Broadcast: July-August 1985
Listened: January 2021
[A note, for the uninitiated: the first Doctor Who radio play was broadcast as part of a strand aimed at children called (euch) “Pirate Radio 4” and broadcast during the 1985 summer holidays. I first heard it, thanks to a school friend who had the tapes, c1991, when I had only seen about three television stories, and I still love it so there.]
Slipback, Episodes 1 & 2
“I’m rather partial to Earth women.” Oh god Eric not again.
Another doomed Bates. Another doomed Wilson come to that. [Writer Eric] Saward perhaps an influence on both himself and RTD.
The fact the Doctor is hungover and Grant asks the computer if she’s drunk tells us something about Saward’s state of mind in 1985, I feel. Valentine Dyall having a lot of fun threatening to make everyone ill as the captain. Jane Carr doing a marvellous job of the scenes in which she’s playing against herself.
The Doctor telling Peri a story he heard from an actor at a party, about how bad poetry can save you from monsters, is not so much Adams-esque as a direct lift. But writing the Doctor as a slightly more motivated Ford Prefect works surprisingly well.
Here’s a weird nerdy thing. When I was a kid and kept my own story table because of course I did, I put this *before* Revelation because The Nightmare Fair [the story expected to open the original season 23, which has since appeared as both a book and an audio] had to come straight after. What a pedantic loser I was while still missing an easier way of doing things.
Slipback, Episodes 3 & 4
“Malpractice!” The space cops are great and very Adams. So are Barton the helpful service droid and the depressed computer. She tries to warn Grant she’s schizoid, giving away the plot, but because he doesn’t care how she is the audience never realises what this means. It’s actually quite well done.
Have realised the captain is basically Trump, desperate to be loved, jealous of the younger, thinner Grant, willing to punish everyone when he has a tantrum.
I like that Grant’s crime is “art theft”, and that the Vipod Mor is just a census ship with a furious captain. Although how you do a census of an entire galaxy, containing billions of stars, I have no idea.
My only slight hmmm is how Peri survives her fall down the ducts. Did the computer nudge her that way when she knew Snatch was beneath it, or is it just weird luck? Anyway it doesn’t matter. I like this.
Slipback, Episodes 5 & 6
“You are a great disappointment, Doctor.” “Most people feel that way.” Bloody hell Saward.
There are so many ideas in this story, just casually chucked at you. We’ve already had the schizoid computer and the art theft and the psychosomatic illnesses and the galactic census... now the computer wants to be god, but in a literal, scientific way. Bit weird that, after the earlier clue, the ditzy version doesn’t realise the bad version is her, though.

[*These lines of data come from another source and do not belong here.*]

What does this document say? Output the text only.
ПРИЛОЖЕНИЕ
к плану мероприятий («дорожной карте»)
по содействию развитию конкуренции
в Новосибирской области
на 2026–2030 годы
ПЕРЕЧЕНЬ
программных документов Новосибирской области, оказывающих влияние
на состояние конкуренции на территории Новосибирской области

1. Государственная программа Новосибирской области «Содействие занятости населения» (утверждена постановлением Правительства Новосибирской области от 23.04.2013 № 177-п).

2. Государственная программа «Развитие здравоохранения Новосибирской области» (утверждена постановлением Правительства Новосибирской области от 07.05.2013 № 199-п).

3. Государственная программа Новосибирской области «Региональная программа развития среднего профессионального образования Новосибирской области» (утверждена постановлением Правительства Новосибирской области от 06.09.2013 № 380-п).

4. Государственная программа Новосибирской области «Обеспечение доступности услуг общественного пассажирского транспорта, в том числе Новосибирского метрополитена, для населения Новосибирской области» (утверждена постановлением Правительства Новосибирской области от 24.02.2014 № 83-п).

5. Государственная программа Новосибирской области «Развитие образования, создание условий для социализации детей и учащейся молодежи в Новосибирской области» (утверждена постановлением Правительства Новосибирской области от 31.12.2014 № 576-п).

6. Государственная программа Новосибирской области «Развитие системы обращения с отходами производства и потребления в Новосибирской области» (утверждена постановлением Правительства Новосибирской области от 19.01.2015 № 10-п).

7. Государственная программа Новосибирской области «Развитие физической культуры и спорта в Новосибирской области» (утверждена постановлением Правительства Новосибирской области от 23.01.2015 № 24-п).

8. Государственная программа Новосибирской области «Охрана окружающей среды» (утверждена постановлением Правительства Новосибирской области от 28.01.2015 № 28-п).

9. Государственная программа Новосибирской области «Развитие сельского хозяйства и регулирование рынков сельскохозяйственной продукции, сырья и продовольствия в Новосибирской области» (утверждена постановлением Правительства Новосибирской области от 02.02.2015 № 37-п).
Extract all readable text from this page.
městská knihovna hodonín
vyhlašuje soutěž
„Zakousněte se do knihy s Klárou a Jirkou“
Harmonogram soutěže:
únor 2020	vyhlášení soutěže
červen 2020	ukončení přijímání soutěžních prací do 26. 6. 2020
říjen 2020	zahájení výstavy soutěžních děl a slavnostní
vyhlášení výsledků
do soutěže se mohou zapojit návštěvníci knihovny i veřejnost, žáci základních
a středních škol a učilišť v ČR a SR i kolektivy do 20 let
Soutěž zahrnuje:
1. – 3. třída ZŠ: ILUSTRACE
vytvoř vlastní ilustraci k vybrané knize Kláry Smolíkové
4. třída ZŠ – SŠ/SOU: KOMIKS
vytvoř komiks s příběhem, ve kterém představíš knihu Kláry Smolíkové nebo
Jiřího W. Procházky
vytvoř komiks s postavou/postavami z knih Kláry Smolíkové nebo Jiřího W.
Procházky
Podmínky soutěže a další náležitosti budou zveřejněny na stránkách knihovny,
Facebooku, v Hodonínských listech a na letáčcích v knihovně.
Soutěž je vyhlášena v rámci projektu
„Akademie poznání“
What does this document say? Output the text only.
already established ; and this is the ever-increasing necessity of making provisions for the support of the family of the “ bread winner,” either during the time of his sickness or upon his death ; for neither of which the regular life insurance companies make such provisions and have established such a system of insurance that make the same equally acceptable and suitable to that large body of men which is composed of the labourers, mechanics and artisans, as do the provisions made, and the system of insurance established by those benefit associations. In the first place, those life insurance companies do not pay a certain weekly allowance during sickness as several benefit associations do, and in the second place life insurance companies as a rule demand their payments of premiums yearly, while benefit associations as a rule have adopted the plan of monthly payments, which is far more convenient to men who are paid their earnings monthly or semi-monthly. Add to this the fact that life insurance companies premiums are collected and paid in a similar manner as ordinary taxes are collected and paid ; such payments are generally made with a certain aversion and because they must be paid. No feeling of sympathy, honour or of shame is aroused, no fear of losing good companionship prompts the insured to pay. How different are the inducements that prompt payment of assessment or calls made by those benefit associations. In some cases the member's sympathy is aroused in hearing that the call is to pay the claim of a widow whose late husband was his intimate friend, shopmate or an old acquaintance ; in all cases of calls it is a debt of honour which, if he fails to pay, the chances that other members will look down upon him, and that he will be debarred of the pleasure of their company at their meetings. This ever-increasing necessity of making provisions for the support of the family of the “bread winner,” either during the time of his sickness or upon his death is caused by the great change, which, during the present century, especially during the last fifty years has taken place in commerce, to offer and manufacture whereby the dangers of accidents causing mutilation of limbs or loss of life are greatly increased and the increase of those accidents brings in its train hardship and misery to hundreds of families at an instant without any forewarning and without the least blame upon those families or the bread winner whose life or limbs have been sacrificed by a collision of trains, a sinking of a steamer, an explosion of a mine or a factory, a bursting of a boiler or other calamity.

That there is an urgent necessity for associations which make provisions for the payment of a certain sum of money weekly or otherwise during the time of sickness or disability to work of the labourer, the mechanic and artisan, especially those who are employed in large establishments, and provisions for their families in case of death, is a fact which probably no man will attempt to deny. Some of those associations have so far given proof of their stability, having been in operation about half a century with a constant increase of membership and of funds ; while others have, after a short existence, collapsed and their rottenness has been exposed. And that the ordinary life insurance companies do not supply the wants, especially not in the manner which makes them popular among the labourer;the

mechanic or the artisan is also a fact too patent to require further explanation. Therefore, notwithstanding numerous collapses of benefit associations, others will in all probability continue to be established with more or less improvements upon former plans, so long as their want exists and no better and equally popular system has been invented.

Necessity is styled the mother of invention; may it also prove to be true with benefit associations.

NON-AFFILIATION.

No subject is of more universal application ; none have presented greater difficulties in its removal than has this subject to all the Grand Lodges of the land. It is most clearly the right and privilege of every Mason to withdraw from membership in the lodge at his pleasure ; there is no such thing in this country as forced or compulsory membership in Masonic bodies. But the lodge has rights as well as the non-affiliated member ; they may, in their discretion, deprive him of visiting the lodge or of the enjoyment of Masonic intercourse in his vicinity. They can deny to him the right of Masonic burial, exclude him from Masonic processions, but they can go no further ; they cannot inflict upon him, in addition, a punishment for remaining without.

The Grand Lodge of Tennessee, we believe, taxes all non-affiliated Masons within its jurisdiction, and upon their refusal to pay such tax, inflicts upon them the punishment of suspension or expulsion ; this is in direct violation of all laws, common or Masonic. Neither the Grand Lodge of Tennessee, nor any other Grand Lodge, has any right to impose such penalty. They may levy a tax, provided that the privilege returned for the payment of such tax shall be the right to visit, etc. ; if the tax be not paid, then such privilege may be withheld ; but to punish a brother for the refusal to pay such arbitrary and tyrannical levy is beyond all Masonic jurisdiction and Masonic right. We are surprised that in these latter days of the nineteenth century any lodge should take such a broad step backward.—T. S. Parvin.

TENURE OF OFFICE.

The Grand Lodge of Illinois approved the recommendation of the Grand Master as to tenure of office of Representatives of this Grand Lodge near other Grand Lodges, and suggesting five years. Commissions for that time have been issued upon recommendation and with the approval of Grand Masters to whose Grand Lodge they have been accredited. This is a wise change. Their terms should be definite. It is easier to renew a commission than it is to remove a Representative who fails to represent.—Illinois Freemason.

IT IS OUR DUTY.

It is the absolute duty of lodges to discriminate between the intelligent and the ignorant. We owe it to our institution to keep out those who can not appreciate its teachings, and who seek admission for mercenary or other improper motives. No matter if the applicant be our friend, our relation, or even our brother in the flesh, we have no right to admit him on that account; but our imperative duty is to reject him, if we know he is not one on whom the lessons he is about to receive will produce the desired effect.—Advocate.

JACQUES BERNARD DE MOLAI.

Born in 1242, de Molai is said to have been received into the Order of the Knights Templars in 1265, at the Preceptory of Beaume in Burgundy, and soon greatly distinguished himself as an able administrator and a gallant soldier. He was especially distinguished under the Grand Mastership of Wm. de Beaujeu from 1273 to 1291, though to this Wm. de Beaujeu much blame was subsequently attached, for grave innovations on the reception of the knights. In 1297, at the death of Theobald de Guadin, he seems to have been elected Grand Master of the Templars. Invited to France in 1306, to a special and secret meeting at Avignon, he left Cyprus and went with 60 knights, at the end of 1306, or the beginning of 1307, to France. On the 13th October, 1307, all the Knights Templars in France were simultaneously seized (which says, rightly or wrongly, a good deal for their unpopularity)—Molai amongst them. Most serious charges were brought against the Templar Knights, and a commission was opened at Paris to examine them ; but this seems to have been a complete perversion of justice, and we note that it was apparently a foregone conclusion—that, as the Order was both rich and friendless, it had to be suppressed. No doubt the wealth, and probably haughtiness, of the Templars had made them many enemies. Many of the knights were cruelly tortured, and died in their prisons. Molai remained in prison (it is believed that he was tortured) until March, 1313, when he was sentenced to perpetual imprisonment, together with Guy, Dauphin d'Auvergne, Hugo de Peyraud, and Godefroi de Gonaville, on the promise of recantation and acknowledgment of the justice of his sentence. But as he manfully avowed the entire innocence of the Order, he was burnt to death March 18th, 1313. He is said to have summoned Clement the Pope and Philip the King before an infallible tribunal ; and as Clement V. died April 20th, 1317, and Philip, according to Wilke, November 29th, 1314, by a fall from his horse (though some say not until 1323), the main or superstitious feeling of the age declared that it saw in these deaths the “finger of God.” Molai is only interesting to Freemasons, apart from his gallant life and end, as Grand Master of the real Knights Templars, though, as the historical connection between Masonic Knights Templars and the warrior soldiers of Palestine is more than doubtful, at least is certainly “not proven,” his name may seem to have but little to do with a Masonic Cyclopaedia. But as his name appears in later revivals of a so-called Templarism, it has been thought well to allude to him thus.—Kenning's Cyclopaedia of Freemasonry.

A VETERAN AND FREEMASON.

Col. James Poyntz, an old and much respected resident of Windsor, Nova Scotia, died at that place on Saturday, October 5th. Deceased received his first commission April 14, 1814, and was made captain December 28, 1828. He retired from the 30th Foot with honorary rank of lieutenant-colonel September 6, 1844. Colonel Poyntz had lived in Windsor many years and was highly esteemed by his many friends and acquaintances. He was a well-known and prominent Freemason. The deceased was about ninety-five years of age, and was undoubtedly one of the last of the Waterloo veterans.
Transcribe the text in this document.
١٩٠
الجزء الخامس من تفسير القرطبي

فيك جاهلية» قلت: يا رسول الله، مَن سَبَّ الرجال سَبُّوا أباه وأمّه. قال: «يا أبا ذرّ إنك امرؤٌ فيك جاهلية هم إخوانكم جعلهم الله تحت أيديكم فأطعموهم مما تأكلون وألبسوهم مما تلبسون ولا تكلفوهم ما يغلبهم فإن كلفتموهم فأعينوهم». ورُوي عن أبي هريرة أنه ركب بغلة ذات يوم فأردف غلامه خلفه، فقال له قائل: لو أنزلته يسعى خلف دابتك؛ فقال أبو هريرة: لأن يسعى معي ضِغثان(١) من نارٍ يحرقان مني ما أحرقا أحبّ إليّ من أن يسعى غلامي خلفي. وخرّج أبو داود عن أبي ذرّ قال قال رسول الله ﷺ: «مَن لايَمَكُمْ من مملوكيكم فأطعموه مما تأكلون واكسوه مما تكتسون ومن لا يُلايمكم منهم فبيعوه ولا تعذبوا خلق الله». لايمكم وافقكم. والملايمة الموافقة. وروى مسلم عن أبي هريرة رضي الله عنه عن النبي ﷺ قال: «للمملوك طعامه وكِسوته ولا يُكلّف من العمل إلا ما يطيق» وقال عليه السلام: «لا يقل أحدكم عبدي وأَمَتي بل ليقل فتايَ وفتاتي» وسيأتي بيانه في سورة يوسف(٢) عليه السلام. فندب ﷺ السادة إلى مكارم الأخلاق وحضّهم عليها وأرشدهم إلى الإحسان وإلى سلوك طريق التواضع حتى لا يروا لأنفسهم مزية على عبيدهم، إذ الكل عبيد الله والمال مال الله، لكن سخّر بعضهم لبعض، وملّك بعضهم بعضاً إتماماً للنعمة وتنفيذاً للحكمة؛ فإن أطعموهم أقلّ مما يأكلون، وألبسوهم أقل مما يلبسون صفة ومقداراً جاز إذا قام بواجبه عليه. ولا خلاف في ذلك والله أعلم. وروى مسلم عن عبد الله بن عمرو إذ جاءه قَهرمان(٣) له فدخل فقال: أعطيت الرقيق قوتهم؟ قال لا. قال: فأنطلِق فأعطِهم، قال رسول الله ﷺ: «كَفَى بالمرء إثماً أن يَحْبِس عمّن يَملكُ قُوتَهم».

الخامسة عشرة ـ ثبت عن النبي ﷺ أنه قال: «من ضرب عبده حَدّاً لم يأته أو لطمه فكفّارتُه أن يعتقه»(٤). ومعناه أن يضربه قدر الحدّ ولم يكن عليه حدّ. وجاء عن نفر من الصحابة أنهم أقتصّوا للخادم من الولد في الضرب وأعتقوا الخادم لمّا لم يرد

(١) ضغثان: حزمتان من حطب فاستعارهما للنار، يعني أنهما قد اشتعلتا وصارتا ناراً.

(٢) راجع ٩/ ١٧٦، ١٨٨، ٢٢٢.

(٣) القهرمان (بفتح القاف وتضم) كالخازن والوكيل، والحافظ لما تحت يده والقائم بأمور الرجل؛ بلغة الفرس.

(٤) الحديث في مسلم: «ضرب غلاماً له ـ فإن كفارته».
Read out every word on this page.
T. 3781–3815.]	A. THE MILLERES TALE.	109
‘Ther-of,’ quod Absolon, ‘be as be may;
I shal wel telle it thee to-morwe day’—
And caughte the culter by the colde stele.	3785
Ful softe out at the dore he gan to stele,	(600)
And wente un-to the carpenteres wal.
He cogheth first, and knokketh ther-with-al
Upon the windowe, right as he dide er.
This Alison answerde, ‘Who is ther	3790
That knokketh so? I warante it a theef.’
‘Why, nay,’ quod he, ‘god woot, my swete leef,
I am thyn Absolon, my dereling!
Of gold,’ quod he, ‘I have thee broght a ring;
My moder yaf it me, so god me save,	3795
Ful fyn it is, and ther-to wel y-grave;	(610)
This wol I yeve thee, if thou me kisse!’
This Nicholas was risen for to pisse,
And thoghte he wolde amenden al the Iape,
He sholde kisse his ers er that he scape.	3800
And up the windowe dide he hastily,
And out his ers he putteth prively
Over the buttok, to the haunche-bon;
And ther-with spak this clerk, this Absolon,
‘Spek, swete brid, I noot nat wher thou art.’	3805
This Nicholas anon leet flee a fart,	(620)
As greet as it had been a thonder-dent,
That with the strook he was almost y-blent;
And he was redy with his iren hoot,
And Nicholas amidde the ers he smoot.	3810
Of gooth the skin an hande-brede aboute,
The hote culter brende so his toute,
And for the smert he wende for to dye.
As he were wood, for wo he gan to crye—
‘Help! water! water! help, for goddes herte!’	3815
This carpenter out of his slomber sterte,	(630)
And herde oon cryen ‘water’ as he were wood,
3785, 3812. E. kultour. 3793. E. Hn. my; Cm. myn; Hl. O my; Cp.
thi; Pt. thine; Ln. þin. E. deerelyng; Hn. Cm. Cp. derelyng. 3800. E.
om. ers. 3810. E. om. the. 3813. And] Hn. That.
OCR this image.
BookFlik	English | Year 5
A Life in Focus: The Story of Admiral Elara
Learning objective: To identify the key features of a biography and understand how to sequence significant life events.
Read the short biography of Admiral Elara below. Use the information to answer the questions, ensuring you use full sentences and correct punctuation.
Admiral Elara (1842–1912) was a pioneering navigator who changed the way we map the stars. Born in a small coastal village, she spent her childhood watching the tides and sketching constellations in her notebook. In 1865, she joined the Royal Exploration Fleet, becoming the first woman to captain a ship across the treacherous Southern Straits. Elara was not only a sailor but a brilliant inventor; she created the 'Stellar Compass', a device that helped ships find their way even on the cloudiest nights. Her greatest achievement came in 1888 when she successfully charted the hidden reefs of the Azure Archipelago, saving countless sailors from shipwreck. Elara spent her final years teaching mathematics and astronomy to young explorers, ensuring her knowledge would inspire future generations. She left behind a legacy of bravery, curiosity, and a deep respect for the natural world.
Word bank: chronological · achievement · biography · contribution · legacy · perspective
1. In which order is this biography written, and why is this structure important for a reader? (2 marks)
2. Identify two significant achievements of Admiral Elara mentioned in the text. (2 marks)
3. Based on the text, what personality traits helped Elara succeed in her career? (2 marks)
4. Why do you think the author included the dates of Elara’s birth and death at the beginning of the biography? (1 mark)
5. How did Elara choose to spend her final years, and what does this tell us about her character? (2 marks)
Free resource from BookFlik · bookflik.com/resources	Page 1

The cliffhanger in which the Doctor is a bit upset to find lots of people are going to die, a bit more upset to find they include Peri, and then screams “NOOOOOOO!” when he finds out it’s him too feels like more of a character note than it was perhaps meant to be. The ending, in which a Time Lord tells the Doctor he’s an idiot and then he just leaves, letting the good computer blow up the ship taking everybody with it we assume, is a bit hmmm. The story does kind of just stop without any thought about what it’s saying.
Also Saward thinks the universe began as a solid block. Righto.
But nonetheless: the sixth Doctor actually works quite well here. The slightly hammy, fruity voice thing works better on radio, and you can’t see that coat. It’s a shame in a way that we didn’t get more audio Colin. I can see why people like his BFs.
Here’s a thing – this was the first sixth Doctor story I ever knew. I assumed for a while that Grant became a companion. But no, Saward just forgets he’s there at the end.
Actually, something else – after a couple of stories I really like I tend to start getting excited about Doctor Who. It happened after Orphan 55, because it followed Spyfall, and for all their problems they felt like a step change on the last season so I ended up accidentally reading a load of fanboy stuff on the internet and so on. I reckon after Revelation and Slipback I’d probably have been quite enthusiastic about the future of Who – “well, this season wasn’t great, but they’re getting there now”... except they’d announced the hiatus. So I wouldn’t have, I’d have been annoyed. When did Grade back down on cancellation? [Almost, it turns out, immediately: it was literally hours.]
This just brings back painful memories of how stressful it was, for me and by extension even more so for my parents, to try to find somewhere with good radio reception for whatever stupid FM frequency they had it on while on holiday in Wales. They didn't even schedule it with proper time slots. God, the things my parents had to put up with, they were saints.
I do think the end, in which the Doctor is told to stop interfering by the Time Lords and the Time Lords are right, is a very special kind of anti-Doctor Who. It pretty much sets itself against what has become the entire point of the series.